Uniquity. Heard of it? Neither had I until a sweet message reached me asking if I would write about it in celebration of a book launch.
Of course I said yes.
Because I do believe that being unique – being the embodied you – is absolutely, incredibly beautiful.
And any book that can help you step closer to owning that reality is definitely worth celebrating.The Declaration of You will be published this summer by North Light Craft Books and this post is part of The Declaration of You’s BlogLovin’ Tour, which I am delighted to participate in with over 100 other bloggers. Learn more by clicking here.
So, back to uniquity.
In case you are wondering, uniquity is a made-up word that describes … well, a state of being unique. Uniquely you.
As someone who has worked hard to embrace her multitudes (all my unique desires and ways of showing up the world), I know how important (and hard) it is to own those aspects of yourself even when others might think you are the tiniest bit wacky. I also know that this doesn’t happen, and hasn’t happened, all at once. It’s been discussed over cups of tea and glasses of wine. Pondered while commuting in killer traffic. Journaled about while sitting in bed with my morning coffee.
In fact, it’s happening right now as I write.
Embracing my uniqueness is a daily commitment.
I could easily talk about the pleasures of being unique. The delicious “highs” that float our spirits when we appreciate and revel in what makes us special. The bold power that comes from acting in alignment with our “self-ness.” The inner strength that builds when we accept who and what we are all about.
All of these I know to be true.
But that may not be the conversation that really needs to take place. The one that needs to happen is slightly less glamorous.
It’s the one about what it really means to have unique attributes, special qualities, and distinctive desires that make you stand out and earn that oh-so-interesting label – different.

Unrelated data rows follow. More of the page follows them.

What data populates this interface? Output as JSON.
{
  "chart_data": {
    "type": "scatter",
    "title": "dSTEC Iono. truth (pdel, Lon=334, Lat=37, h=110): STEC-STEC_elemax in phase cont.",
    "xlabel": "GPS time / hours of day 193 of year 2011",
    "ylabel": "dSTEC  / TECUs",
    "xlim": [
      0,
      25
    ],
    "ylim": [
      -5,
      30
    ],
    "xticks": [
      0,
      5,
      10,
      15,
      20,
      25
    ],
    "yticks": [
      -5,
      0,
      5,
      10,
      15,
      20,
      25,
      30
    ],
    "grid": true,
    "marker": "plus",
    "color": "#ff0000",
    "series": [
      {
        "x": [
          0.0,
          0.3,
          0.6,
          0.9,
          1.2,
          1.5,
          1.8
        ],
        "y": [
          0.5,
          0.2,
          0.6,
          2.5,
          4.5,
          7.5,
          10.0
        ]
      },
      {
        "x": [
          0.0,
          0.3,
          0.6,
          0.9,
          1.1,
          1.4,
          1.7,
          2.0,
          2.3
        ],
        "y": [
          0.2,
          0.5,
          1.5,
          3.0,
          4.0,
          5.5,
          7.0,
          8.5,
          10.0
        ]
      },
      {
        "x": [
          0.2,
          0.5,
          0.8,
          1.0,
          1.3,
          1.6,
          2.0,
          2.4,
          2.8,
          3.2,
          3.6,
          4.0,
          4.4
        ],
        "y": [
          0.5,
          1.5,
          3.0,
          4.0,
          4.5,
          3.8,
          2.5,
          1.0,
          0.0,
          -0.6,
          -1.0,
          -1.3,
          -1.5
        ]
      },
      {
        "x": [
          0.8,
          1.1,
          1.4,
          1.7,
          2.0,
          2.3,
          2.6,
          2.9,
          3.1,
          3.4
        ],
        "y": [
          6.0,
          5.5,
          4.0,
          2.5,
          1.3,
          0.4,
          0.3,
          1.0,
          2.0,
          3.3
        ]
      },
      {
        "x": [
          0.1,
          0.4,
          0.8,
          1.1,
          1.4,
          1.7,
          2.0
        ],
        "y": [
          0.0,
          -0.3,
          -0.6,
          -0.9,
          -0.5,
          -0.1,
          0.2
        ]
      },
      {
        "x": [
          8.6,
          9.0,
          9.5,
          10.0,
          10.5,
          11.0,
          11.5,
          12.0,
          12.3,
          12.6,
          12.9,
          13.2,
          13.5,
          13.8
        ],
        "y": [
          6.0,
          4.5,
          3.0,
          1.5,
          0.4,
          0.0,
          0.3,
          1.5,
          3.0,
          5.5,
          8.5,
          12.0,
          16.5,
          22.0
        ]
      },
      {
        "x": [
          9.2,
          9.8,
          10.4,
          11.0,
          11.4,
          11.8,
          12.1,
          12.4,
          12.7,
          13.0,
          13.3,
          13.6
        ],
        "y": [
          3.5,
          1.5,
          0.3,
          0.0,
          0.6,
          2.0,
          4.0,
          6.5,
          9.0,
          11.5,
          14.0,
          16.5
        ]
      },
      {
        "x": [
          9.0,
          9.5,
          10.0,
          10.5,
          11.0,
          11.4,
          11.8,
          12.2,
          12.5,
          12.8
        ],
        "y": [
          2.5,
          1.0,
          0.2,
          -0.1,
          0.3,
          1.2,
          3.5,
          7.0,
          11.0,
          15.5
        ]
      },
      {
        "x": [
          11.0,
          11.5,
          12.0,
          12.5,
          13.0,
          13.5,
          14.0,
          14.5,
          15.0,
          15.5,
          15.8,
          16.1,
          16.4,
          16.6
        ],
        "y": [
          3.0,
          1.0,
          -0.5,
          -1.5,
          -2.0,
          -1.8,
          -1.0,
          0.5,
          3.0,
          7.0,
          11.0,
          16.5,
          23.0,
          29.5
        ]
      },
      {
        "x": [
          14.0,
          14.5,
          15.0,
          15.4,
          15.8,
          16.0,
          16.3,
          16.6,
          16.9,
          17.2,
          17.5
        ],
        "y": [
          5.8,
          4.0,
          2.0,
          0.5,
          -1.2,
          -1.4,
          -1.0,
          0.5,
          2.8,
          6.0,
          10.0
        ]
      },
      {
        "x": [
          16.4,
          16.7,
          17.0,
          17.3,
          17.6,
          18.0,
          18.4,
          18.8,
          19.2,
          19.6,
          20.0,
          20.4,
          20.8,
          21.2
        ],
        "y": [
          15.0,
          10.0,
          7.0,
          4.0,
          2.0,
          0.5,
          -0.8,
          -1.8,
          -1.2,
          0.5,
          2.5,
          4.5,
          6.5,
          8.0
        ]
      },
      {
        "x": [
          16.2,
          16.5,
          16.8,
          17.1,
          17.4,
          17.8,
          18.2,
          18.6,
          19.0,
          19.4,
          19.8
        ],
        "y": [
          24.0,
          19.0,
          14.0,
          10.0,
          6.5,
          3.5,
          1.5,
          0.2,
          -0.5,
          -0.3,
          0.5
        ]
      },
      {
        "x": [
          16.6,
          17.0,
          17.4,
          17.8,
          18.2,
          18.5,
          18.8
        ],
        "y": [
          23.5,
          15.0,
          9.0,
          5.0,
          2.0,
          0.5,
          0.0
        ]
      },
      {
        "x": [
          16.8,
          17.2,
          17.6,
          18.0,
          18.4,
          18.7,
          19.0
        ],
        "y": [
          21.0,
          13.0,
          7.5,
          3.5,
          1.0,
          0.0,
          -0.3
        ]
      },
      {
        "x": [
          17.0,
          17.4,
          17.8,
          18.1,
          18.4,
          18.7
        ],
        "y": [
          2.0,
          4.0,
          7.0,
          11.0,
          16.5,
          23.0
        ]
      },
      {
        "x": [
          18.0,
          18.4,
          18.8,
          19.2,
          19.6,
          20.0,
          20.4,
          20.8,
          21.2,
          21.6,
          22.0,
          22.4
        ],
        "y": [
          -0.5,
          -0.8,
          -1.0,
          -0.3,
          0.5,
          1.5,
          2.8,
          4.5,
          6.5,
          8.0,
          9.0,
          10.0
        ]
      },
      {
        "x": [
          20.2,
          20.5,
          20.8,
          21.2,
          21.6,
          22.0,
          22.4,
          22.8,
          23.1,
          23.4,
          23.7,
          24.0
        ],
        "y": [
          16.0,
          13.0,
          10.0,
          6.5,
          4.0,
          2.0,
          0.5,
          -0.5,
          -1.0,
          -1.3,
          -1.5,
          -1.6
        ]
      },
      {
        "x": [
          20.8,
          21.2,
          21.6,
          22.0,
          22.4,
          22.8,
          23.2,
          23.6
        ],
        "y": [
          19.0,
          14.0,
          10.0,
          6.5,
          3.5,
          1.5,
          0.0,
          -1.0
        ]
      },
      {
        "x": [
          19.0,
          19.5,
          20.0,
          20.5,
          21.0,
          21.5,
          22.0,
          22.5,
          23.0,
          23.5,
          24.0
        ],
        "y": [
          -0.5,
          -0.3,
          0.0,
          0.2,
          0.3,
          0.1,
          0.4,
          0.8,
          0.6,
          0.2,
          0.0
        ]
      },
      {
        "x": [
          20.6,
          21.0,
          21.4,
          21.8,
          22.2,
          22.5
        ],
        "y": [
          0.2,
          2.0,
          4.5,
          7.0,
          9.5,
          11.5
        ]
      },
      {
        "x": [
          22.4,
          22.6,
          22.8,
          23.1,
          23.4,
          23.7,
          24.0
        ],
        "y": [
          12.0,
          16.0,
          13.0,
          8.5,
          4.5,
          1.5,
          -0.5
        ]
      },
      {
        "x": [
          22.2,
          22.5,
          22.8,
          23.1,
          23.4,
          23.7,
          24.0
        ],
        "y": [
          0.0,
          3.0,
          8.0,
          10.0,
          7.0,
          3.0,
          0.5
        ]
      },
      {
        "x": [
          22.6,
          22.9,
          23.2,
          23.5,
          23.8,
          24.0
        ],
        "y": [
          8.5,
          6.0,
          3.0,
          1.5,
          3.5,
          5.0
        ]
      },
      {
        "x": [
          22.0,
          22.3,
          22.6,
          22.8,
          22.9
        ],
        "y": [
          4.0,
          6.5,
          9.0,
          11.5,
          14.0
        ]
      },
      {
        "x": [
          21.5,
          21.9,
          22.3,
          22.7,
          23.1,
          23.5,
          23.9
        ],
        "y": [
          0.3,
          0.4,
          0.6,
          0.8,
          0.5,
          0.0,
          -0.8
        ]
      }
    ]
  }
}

She talks with an accent, walks with knocked knees, wears hats every day, shrugs her shoulders involuntarily, eats ice cream for dinner, chooses to be single, collects mugs, lives with her parents, obsesses over reality TV, finds joy in back yard farming, does mathematical equations in her head, dreams of becoming a rodeo queen ….
She could be the the woman who pours your espresso, teaches your child, leads your company, picks up your mail, or writes the blog posts you read.
She could be you or me.
Different is another word for unique. But it doesn’t sound quite as flattering. It calls us out in ways that might not feel so good.
I get that.
I have been asked, explicitly and implicitly, to change stories about my life – because my approach was just too different and didn’t fit the norm.
I have been asked, explicitly and implicitly, to adjust how I do things – because my way of showing up in the world was just too different and made others uncomfortable.
I have been asked, explicitly and implicitly, to downplay my special expertise – because my knowledge was just too different and would “out-shine” someone else.
My very uniqueness was held against me.
Sometimes, I even held it against myself.
Disowning your uniqueness is the tendency and temptation when you don’t necessarily love the things that make you different and couldn’t change them even if you wanted to. When you wish you could be like everyone else. When you wish your body-job-relationships-family-dreams-house-habits-life could just be normal.
But then, you (and I) have to ask ourselves, where would we be if we were normal?
Definitely not so different, interesting, or unique. And, definitely not so you (or me).
Make a commitment to embrace your uniqueness. Declare your uniquity daily – even on the days it feels hard or not-so-good – because one of these days, it will feel great.